![]()
One of the orchestrators of the Feeding Our Future scam, the massive fraud that stole a quarter of a billion dollars in pandemic food assistance money in Minnesota, has been captured — in Somalia.
The arrest of Abdikerm Abdelahi Eidleh underscored the connection between the scam and the Somali immigration community, which was at the center of the fraud.
Prosecutors said the FBI tracked Mr. Eidleh to Mogadishu, Somalia’s capital, where he was taken into custody on Thursday, nearly four years after he was first charged in the U.S.
“Eidleh’s capture shows that, if you commit fraud against the American taxpayer, and try hiding across the globe, the long arm of justice will find you,” said Daniel Rosen, the U.S. attorney in Minnesota who will prosecute the case.
Details on the actual arrest were scant.
Mr. Eidleh, 42, was part of the initial indictment in September 2022 that stunned the nation with the scope of the fraud.
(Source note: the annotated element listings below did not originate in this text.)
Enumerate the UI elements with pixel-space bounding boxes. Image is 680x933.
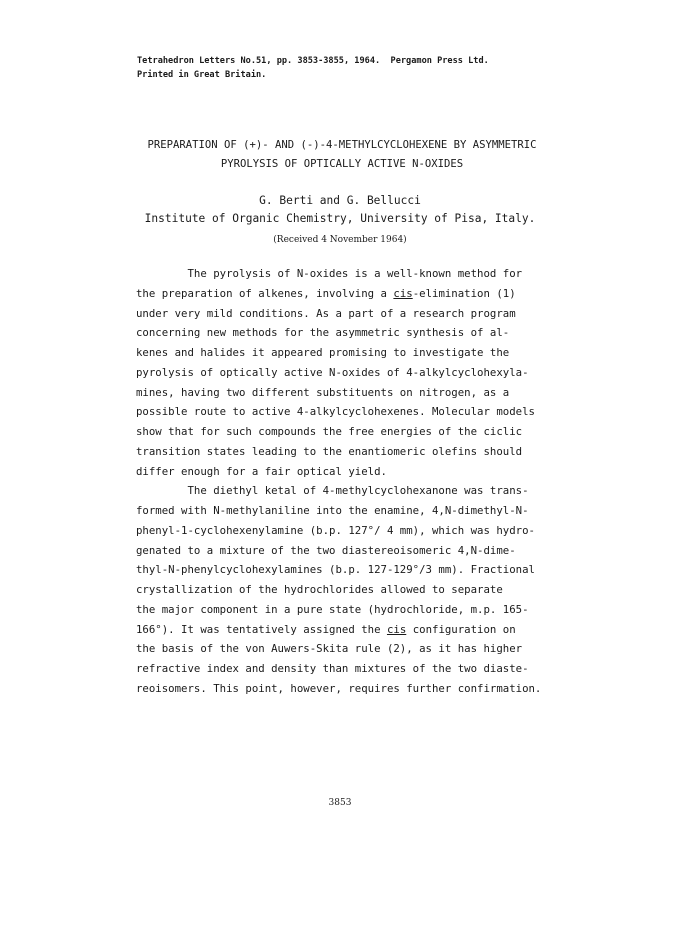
body-line bbox=[136, 620, 556, 640]
article-title bbox=[132, 136, 552, 174]
body-line: refractive index and density than mixtures of the two diaste- bbox=[136, 662, 529, 675]
italic-cis: cis bbox=[393, 286, 413, 300]
body-line-part: -elimination (1) bbox=[412, 286, 516, 300]
body-text bbox=[136, 264, 556, 699]
body-line: the major component in a pure state (hydrochloride, m.p. 165- bbox=[136, 602, 529, 616]
title-line-2: PYROLYSIS OF OPTICALLY ACTIVE N-OXIDES bbox=[220, 158, 464, 170]
body-line: phenyl-1-cyclohexenylamine (b.p. 127°/ 4 mm), which was hydro- bbox=[136, 523, 535, 537]
printed-in-note: Printed in Great Britain. bbox=[137, 70, 267, 80]
body-line: the basis of the von Auwers-Skita rule (2), as it has higher bbox=[136, 642, 523, 656]
page-number: 3853 bbox=[328, 798, 352, 808]
body-line: kenes and halides it appeared promising to investigate the bbox=[136, 346, 510, 359]
body-line: genated to a mixture of the two diastereoisomeric 4,N-dime- bbox=[136, 543, 516, 557]
received-date: (Received 4 November 1964) bbox=[273, 235, 407, 245]
body-line: The diethyl ketal of 4-methylcyclohexanone was trans- bbox=[136, 484, 529, 498]
body-line: concerning new methods for the asymmetric synthesis of al- bbox=[136, 326, 510, 340]
body-line: mines, having two different substituents on nitrogen, as a bbox=[136, 385, 510, 399]
body-line: formed with N-methylaniline into the enamine, 4,N-dimethyl-N- bbox=[136, 504, 529, 517]
body-line-part: the preparation of alkenes, involving a bbox=[136, 286, 394, 300]
body-line: reoisomers. This point, however, requires further confirmation. bbox=[136, 681, 542, 695]
title-line-1: PREPARATION OF (+)- AND (-)-4-METHYLCYCLOHEXENE BY ASYMMETRIC bbox=[147, 139, 537, 151]
body-line: thyl-N-phenylcyclohexylamines (b.p. 127-129°/3 mm). Fractional bbox=[136, 563, 535, 577]
authors: G. Berti and G. Bellucci bbox=[259, 194, 421, 207]
italic-cis: cis bbox=[386, 622, 407, 636]
body-line bbox=[136, 284, 556, 304]
body-line: possible route to active 4-alkylcyclohexenes. Molecular models bbox=[136, 405, 535, 419]
body-line: show that for such compounds the free energies of the ciclic bbox=[136, 425, 523, 438]
body-line: The pyrolysis of N-oxides is a well-known method for bbox=[136, 267, 523, 280]
body-line: differ enough for a fair optical yield. bbox=[136, 464, 387, 478]
journal-citation: Tetrahedron Letters No.51, pp. 3853-3855, 1964. Pergamon Press Ltd. bbox=[137, 56, 489, 66]
body-line-part: 166°). It was tentatively assigned the bbox=[136, 622, 387, 636]
body-line: crystallization of the hydrochlorides allowed to separate bbox=[136, 583, 503, 596]
body-line: transition states leading to the enantiomeric olefins should bbox=[136, 444, 523, 458]
body-line: pyrolysis of optically active N-oxides of 4-alkylcyclohexyla- bbox=[136, 365, 529, 379]
body-line: under very mild conditions. As a part of a research program bbox=[136, 306, 516, 320]
body-line-part: configuration on bbox=[406, 622, 516, 636]
affiliation: Institute of Organic Chemistry, University of Pisa, Italy. bbox=[144, 212, 536, 225]
journal-header bbox=[137, 54, 489, 82]
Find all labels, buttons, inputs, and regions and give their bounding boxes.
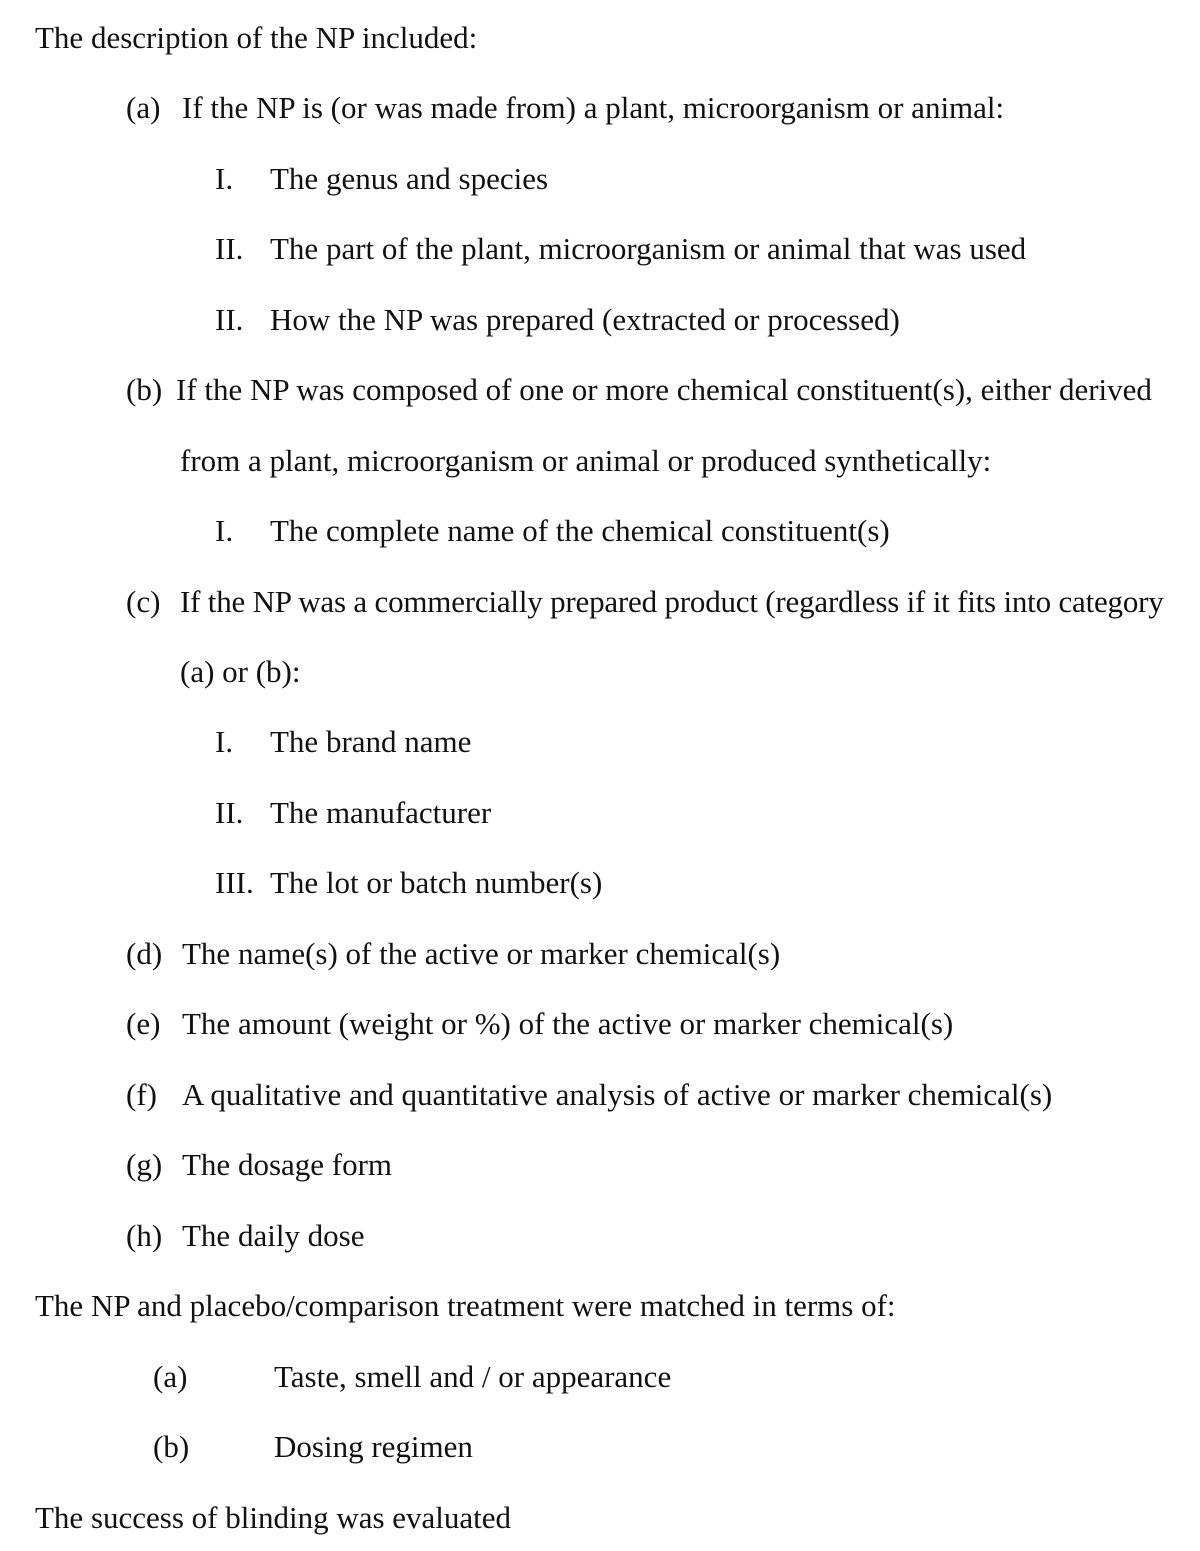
item-c-sub3-num: III.	[215, 865, 254, 900]
item-a-text: If the NP is (or was made from) a plant, microorganism or animal:	[182, 90, 1005, 125]
item-c-sub3-text: The lot or batch number(s)	[270, 865, 603, 900]
item-g-text: The dosage form	[182, 1147, 393, 1182]
item-a-sub1-text: The genus and species	[270, 161, 549, 196]
matching-item-a-label: (a)	[153, 1359, 188, 1394]
item-a-sub2-num: II.	[215, 231, 244, 266]
item-a-sub1-num: I.	[215, 161, 234, 196]
item-e-text: The amount (weight or %) of the active or marker chemical(s)	[182, 1006, 954, 1041]
item-b-text-line2: from a plant, microorganism or animal or produced synthetically:	[180, 443, 992, 478]
item-b-label: (b)	[126, 372, 163, 407]
blinding-heading: The success of blinding was evaluated	[35, 1500, 512, 1535]
matching-item-b-label: (b)	[153, 1429, 190, 1464]
item-d-label: (d)	[126, 936, 163, 971]
item-c-sub1-text: The brand name	[270, 724, 472, 759]
matching-item-a-text: Taste, smell and / or appearance	[274, 1359, 672, 1394]
item-a-sub2-text: The part of the plant, microorganism or animal that was used	[270, 231, 1027, 266]
item-e-label: (e)	[126, 1006, 161, 1041]
description-heading: The description of the NP included:	[35, 20, 478, 55]
item-b-sub1-text: The complete name of the chemical constituent(s)	[270, 513, 890, 548]
item-c-text-line2: (a) or (b):	[180, 654, 301, 689]
item-f-label: (f)	[126, 1077, 157, 1112]
item-a-label: (a)	[126, 90, 161, 125]
item-c-sub1-num: I.	[215, 724, 234, 759]
item-c-text-line1: If the NP was a commercially prepared product (regardless if it fits into category	[180, 584, 1164, 619]
item-f-text: A qualitative and quantitative analysis of active or marker chemical(s)	[182, 1077, 1053, 1112]
item-a-sub3-num: II.	[215, 302, 244, 337]
matching-item-b-text: Dosing regimen	[274, 1429, 473, 1464]
matching-heading: The NP and placebo/comparison treatment were matched in terms of:	[35, 1288, 896, 1323]
item-b-sub1-num: I.	[215, 513, 234, 548]
item-d-text: The name(s) of the active or marker chemical(s)	[182, 936, 781, 971]
item-c-label: (c)	[126, 584, 161, 619]
item-h-label: (h)	[126, 1218, 163, 1253]
item-g-label: (g)	[126, 1147, 163, 1182]
item-b-text-line1: If the NP was composed of one or more chemical constituent(s), either derived	[176, 372, 1152, 407]
item-c-sub2-text: The manufacturer	[270, 795, 492, 830]
item-h-text: The daily dose	[182, 1218, 365, 1253]
item-c-sub2-num: II.	[215, 795, 244, 830]
item-a-sub3-text: How the NP was prepared (extracted or processed)	[270, 302, 900, 337]
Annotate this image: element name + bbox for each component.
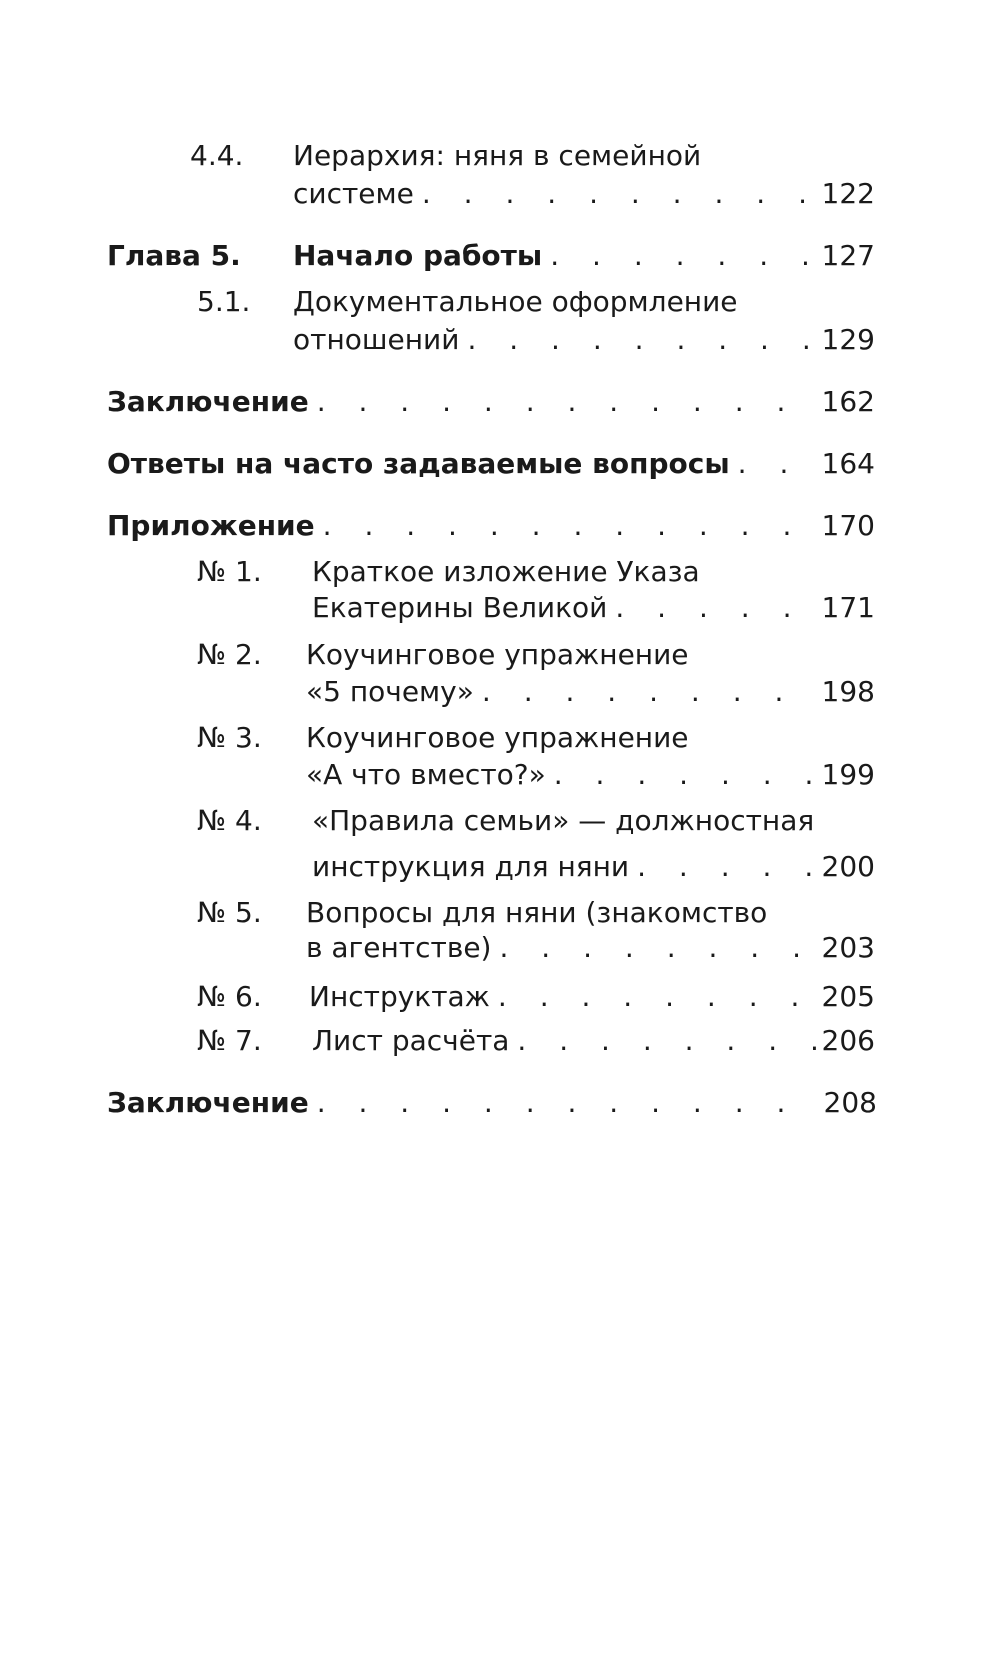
dot-leader [422,176,818,212]
appendix-title-4-line2: инструкция для няни [312,850,630,883]
toc-title-5-1-line2: отношений [293,323,460,356]
toc-entry-faq[interactable] [107,446,875,482]
appendix-title-4-line1: «Правила семьи» — должностная [312,804,815,837]
toc-entry-conclusion-final[interactable] [107,1085,877,1121]
toc-title-4-4-line2: системе [293,177,414,210]
page-number: 205 [821,980,875,1013]
dot-leader [738,446,818,482]
appendix-title-5-line2: в агентстве) [306,931,492,964]
toc-entry-appendix-2[interactable] [306,674,875,710]
section-title-conclusion-final: Заключение [107,1086,309,1119]
dot-leader [317,1085,820,1121]
appendix-number-6: № 6. [197,980,262,1013]
toc-entry-appendix-1[interactable] [312,590,875,626]
page-number: 203 [821,931,875,964]
dot-leader [482,674,818,710]
toc-entry-5-1[interactable] [293,322,875,358]
dot-leader [517,1023,817,1059]
dot-leader [554,757,818,793]
toc-entry-appendix-6[interactable] [309,979,875,1015]
toc-title-5-1-line1: Документальное оформление [293,285,738,318]
page-number: 199 [821,758,875,791]
dot-leader [498,979,818,1015]
page-number: 198 [821,675,875,708]
appendix-title-2-line1: Коучинговое упражнение [306,638,689,671]
page-number: 206 [821,1024,875,1057]
appendix-number-4: № 4. [197,804,262,837]
dot-leader [317,384,818,420]
section-title-appendix: Приложение [107,509,315,542]
appendix-title-1-line1: Краткое изложение Указа [312,555,700,588]
dot-leader [615,590,817,626]
toc-entry-appendix-4[interactable] [312,849,875,885]
appendix-title-3-line2: «А что вместо?» [306,758,546,791]
chapter-title-5: Начало работы [293,239,543,272]
section-title-faq: Ответы на часто задаваемые вопросы [107,447,730,480]
page-number: 164 [821,447,875,480]
page-number: 162 [821,385,875,418]
section-title-conclusion: Заключение [107,385,309,418]
toc-entry-appendix-7[interactable] [312,1023,875,1059]
appendix-number-2: № 2. [197,638,262,671]
page-number: 129 [821,323,875,356]
page-number: 170 [821,509,875,542]
toc-entry-appendix[interactable] [107,508,875,544]
dot-leader [637,849,817,885]
appendix-title-6: Инструктаж [309,980,490,1013]
appendix-number-1: № 1. [197,555,262,588]
page-number: 122 [821,177,875,210]
appendix-title-3-line1: Коучинговое упражнение [306,721,689,754]
toc-entry-conclusion[interactable] [107,384,875,420]
toc-title-4-4-line1: Иерархия: няня в семейной [293,139,702,172]
page-number: 200 [821,850,875,883]
toc-number-5-1: 5.1. [197,285,251,318]
appendix-title-7: Лист расчёта [312,1024,510,1057]
appendix-number-3: № 3. [197,721,262,754]
page-number: 171 [821,591,875,624]
dot-leader [550,238,817,274]
dot-leader [323,508,818,544]
appendix-number-7: № 7. [197,1024,262,1057]
dot-leader [499,930,817,966]
appendix-title-5-line1: Вопросы для няни (знакомство [306,896,768,929]
appendix-number-5: № 5. [197,896,262,929]
toc-entry-chapter-5[interactable] [293,238,875,274]
toc-entry-4-4[interactable] [293,176,875,212]
toc-entry-appendix-5[interactable] [306,930,875,966]
appendix-title-1-line2: Екатерины Великой [312,591,608,624]
toc-number-4-4: 4.4. [190,139,244,172]
chapter-label-5: Глава 5. [107,239,241,272]
appendix-title-2-line2: «5 почему» [306,675,474,708]
dot-leader [467,322,817,358]
page-number: 208 [823,1086,877,1119]
toc-entry-appendix-3[interactable] [306,757,875,793]
page-number: 127 [821,239,875,272]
Authorities said he was an employee of Feeding Our Future, the nonprofit that collected pandemic assistance and doled it out to businesses to provide meals to kids who were out of school because of the shutdowns and were missing out on the free school meals.
Few meals were actually delivered, though.
As detailed in myriad court cases, the businesses signed up, claimed they were providing the meals, got paid, then paid kickbacks to Feeding Our Future.
Former Assistant U.S. Attorney Joe Thompson, who led the investigation until he left the Justice Department earlier this year, told Minnesota Public Radio that Mr. Eidleh left the U.S. in late 2021, just before the FBI raided Feeding Our Future.
“It’s an extraordinary effort to locate and effectuate the arrest of someone in a foreign country, even more so in a country like Somalia, which does not have an organized federal government, does not have robust federal law enforcement like we do here in the United States,” Mr. Thompson told the outlet.
Seventy-nine people have been charged in the scam, and almost all of them are part of the Somali community.
That drew President Trump’s attention last year, and helped spark the massive — and controversial — immigration enforcement surge in Minneapolis.
One exception to the Somali dominance is Aimee Bock, who ran Feeding Our Future and was Mr. Eidleh’s boss.
She was sentenced last month to 42 years in prison.
Ms. Bock, in her defense, argued that top state officials were aware of what she was doing and turned a blind eye.
Mr. Eidleh’s name appeared second, below Bock, in the original 2022 indictment.
That indictment accused Mr. Eidleh of signing up businesses and collecting kickbacks. It also said he ran his own meals site, falsely claiming to have fed thousands of children a day and filing fake invoices to get paid $5 million.